Ann Dishong, senior administrator for the Wake County Public School System, said the leadership academies will follow the college preparatory model, as high school students will take college courses to better prepare them for higher education.

“This affords students the opportunity to meet high school graduation requirements while earning college credits, too,” Dishong said.

The decision to pursue single-gender schools was sparked by an interest from WCPSS Superintendent Tony Tata and other members of the school board. The new program will be modeled off of a system implemented in Guilford County where high school students in Greensboro, N.C. educated under the single-gender system saw a 100 percent graduation rate. Despite the Wake County Board of Education’s push toward the new teaching plan, it is unclear whether or not there are true advantages to separating sexes in the classroom, said Jacob Vigdor, professor of public policy and economics, who specializes in education policy.

“There are many gimmicks in the K-12 educational system and [the single-gender concept] may be one of them,” Vigdor said.

He added that some low-quality studies have been done on the issue, but the results from those studies have been inconclusive. There is evidence, however, that students perform better in a K-8 facility rather than in separate elementary and middle schools.
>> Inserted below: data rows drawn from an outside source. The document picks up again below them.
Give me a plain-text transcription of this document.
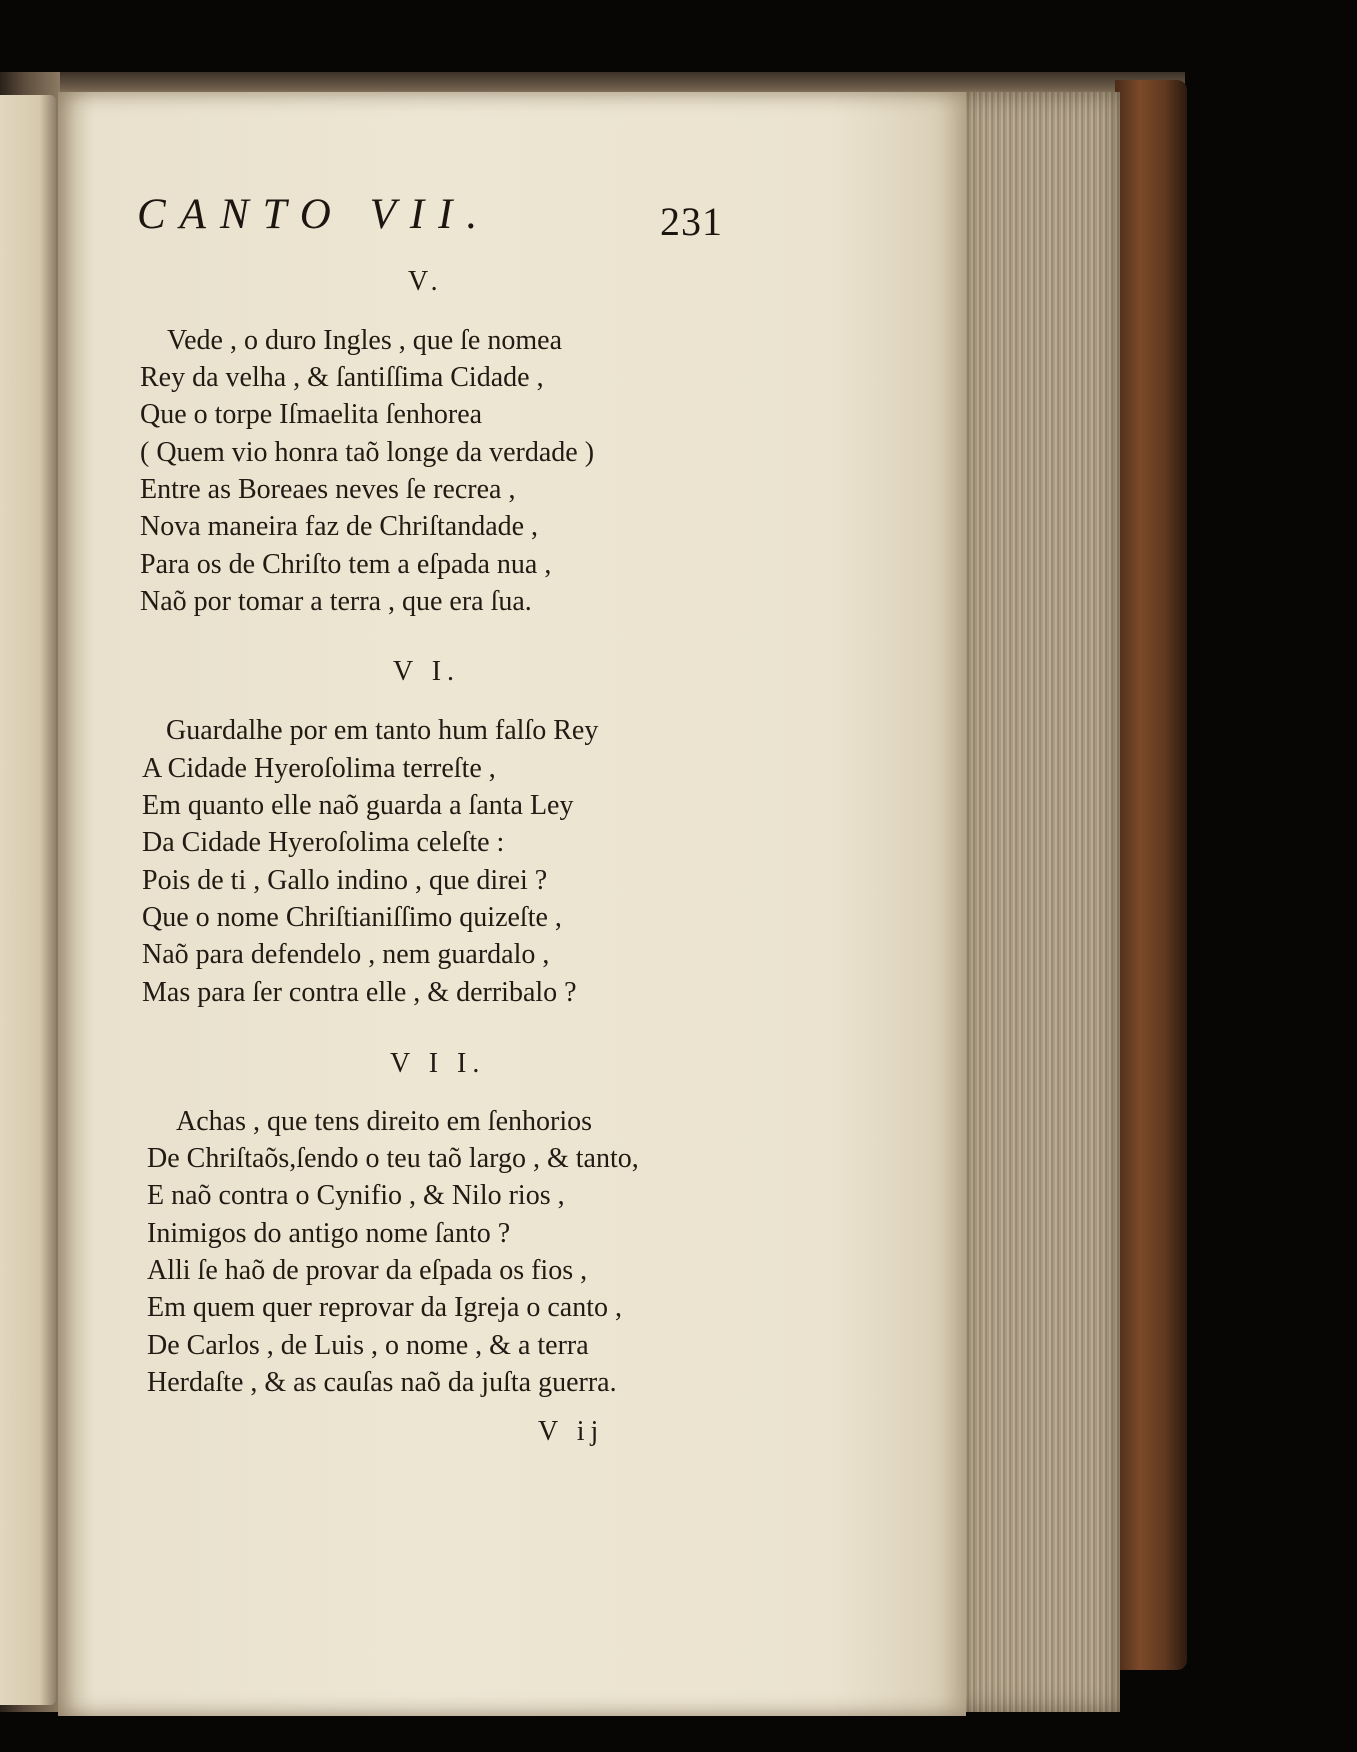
CANTO VII.	231
V.
Vede , o duro Ingles , que ſe nomea
Rey da velha , & ſantiſſima Cidade ,
Que o torpe Iſmaelita ſenhorea
( Quem vio honra taõ longe da verdade )
Entre as Boreaes neves ſe recrea ,
Nova maneira faz de Chriſtandade ,
Para os de Chriſto tem a eſpada nua ,
Naõ por tomar a terra , que era ſua.
V I.
Guardalhe por em tanto hum falſo Rey
A Cidade Hyeroſolima terreſte ,
Em quanto elle naõ guarda a ſanta Ley
Da Cidade Hyeroſolima celeſte :
Pois de ti , Gallo indino , que direi ?
Que o nome Chriſtianiſſimo quizeſte ,
Naõ para defendelo , nem guardalo ,
Mas para ſer contra elle , & derribalo ?
V I I.
Achas , que tens direito em ſenhorios
De Chriſtaõs,ſendo o teu taõ largo , & tanto,
E naõ contra o Cynifio , & Nilo rios ,
Inimigos do antigo nome ſanto ?
Alli ſe haõ de provar da eſpada os fios ,
Em quem quer reprovar da Igreja o canto ,
De Carlos , de Luis , o nome , & a terra
Herdaſte , & as cauſas naõ da juſta guerra.
V ij
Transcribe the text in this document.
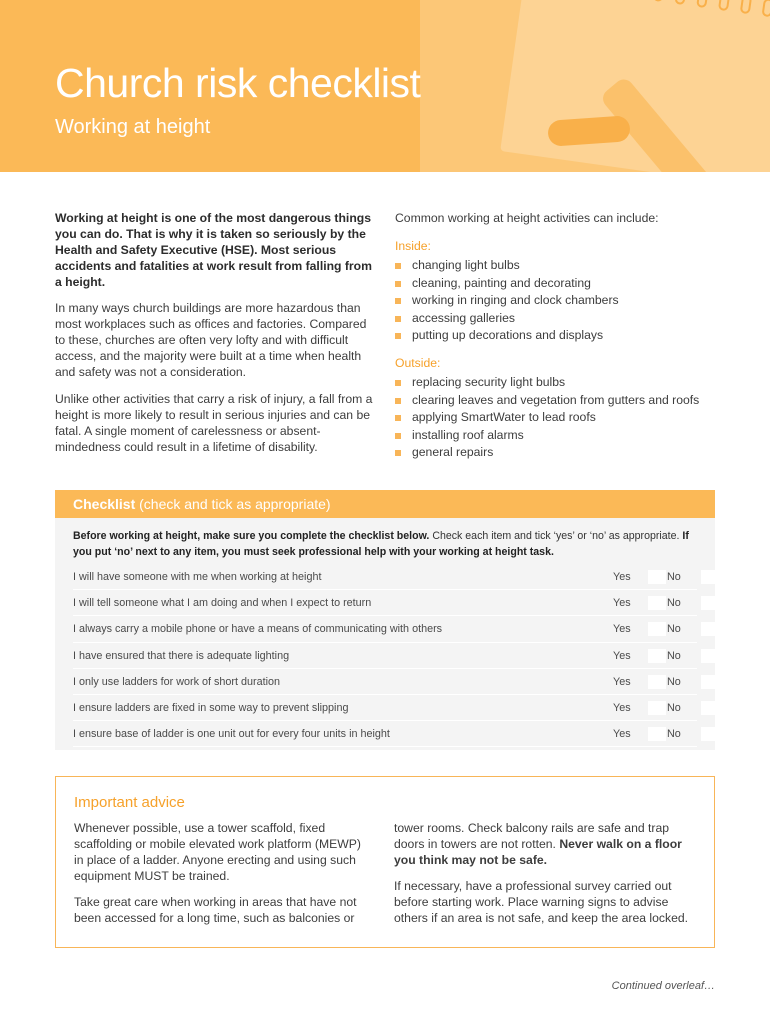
Church risk checklist
Working at height

Working at height is one of the most dangerous things you can do. That is why it is taken so seriously by the Health and Safety Executive (HSE). Most serious accidents and fatalities at work result from falling from a height.

In many ways church buildings are more hazardous than most workplaces such as offices and factories. Compared to these, churches are often very lofty and with difficult access, and the majority were built at a time when health and safety was not a consideration.

Unlike other activities that carry a risk of injury, a fall from a height is more likely to result in serious injuries and can be fatal. A single moment of carelessness or absent-mindedness could result in a lifetime of disability.

Common working at height activities can include:
Inside:
changing light bulbs
cleaning, painting and decorating
working in ringing and clock chambers
accessing galleries
putting up decorations and displays
Outside:
replacing security light bulbs
clearing leaves and vegetation from gutters and roofs
applying SmartWater to lead roofs
installing roof alarms
general repairs
Checklist (check and tick as appropriate)
Before working at height, make sure you complete the checklist below. Check each item and tick ‘yes’ or ‘no’ as appropriate. If you put ‘no’ next to any item, you must seek professional help with your working at height task.
I will have someone with me when working at height	Yes	No
I will tell someone what I am doing and when I expect to return	Yes	No
I always carry a mobile phone or have a means of communicating with others	Yes	No
I have ensured that there is adequate lighting	Yes	No
I only use ladders for work of short duration	Yes	No
I ensure ladders are fixed in some way to prevent slipping	Yes	No
I ensure base of ladder is one unit out for every four units in height	Yes	No
Important advice

Whenever possible, use a tower scaffold, fixed scaffolding or mobile elevated work platform (MEWP) in place of a ladder. Anyone erecting and using such equipment MUST be trained.

Take great care when working in areas that have not been accessed for a long time, such as balconies or

tower rooms. Check balcony rails are safe and trap doors in towers are not rotten. Never walk on a floor you think may not be safe.

If necessary, have a professional survey carried out before starting work. Place warning signs to advise others if an area is not safe, and keep the area locked.

Continued overleaf…
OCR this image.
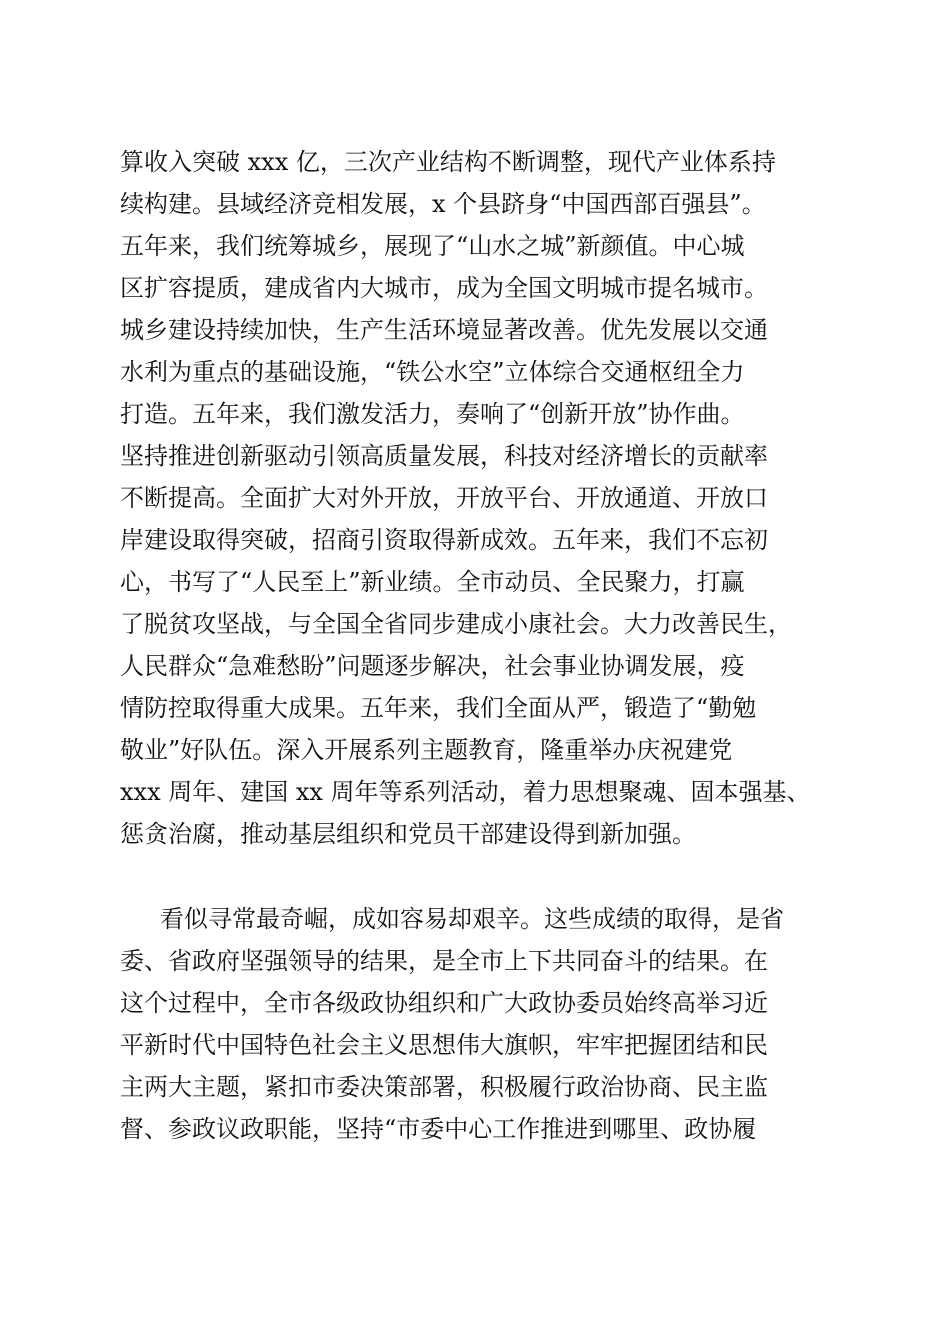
算收入突破 xxx 亿，三次产业结构不断调整，现代产业体系持
续构建。县域经济竞相发展，x 个县跻身“中国西部百强县”。
五年来，我们统筹城乡，展现了“山水之城”新颜值。中心城
区扩容提质，建成省内大城市，成为全国文明城市提名城市。
城乡建设持续加快，生产生活环境显著改善。优先发展以交通
水利为重点的基础设施，“铁公水空”立体综合交通枢纽全力
打造。五年来，我们激发活力，奏响了“创新开放”协作曲。
坚持推进创新驱动引领高质量发展，科技对经济增长的贡献率
不断提高。全面扩大对外开放，开放平台、开放通道、开放口
岸建设取得突破，招商引资取得新成效。五年来，我们不忘初
心，书写了“人民至上”新业绩。全市动员、全民聚力，打赢
了脱贫攻坚战，与全国全省同步建成小康社会。大力改善民生，
人民群众“急难愁盼”问题逐步解决，社会事业协调发展，疫
情防控取得重大成果。五年来，我们全面从严，锻造了“勤勉
敬业”好队伍。深入开展系列主题教育，隆重举办庆祝建党
xxx 周年、建国 xx 周年等系列活动，着力思想聚魂、固本强基、
惩贪治腐，推动基层组织和党员干部建设得到新加强。
看似寻常最奇崛，成如容易却艰辛。这些成绩的取得，是省
委、省政府坚强领导的结果，是全市上下共同奋斗的结果。在
这个过程中，全市各级政协组织和广大政协委员始终高举习近
平新时代中国特色社会主义思想伟大旗帜，牢牢把握团结和民
主两大主题，紧扣市委决策部署，积极履行政治协商、民主监
督、参政议政职能，坚持“市委中心工作推进到哪里、政协履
The transition from elementary school learning with individualized attention to a middle school setting with multiple teachers and classes can be difficult for children, Vigdor said.

“The issue is that there are high-risk students who, while unsupervised, become exposed to things, such as smoking or drug use, from older students that can cause problems,” Vigdor said.

The proposed curriculum may deviate from traditional learning paths. Educational components are intended to increase the managerial skills in students and prepare them for leadership roles at a civic, national or global level, Dishong added.

“An interdisciplinary arts course will focus on public speaking and 21st century skills,” she said. “The [career and technical education] courses will foster entrepreneur aptitude.”

The spending plan, approved in a 5-3 vote, includes building a high school near Apex, N.C. and an elementary school near Wake Forest, N.C. and converting a Raleigh elementary school into a K-8 institution. The board also approved changes to alleviate overcrowding at Cary High School.

Some board members had raised concerns about the fact that the board voted to fund the leadership academies before approving and finalizing the single-gender concept in its entirety. After an attempt to separate the votes for approval of the academies and funding the academies had failed, the school board decided to implement the single-gender schools and provide funding in the same vote. Despite the opposition of the voting process for the project, Tata said he wanted to keep the funding bundled together, according to WRAL Sept. 20.

Although no dates have been confirmed, the schools may open in 2012, board members noted.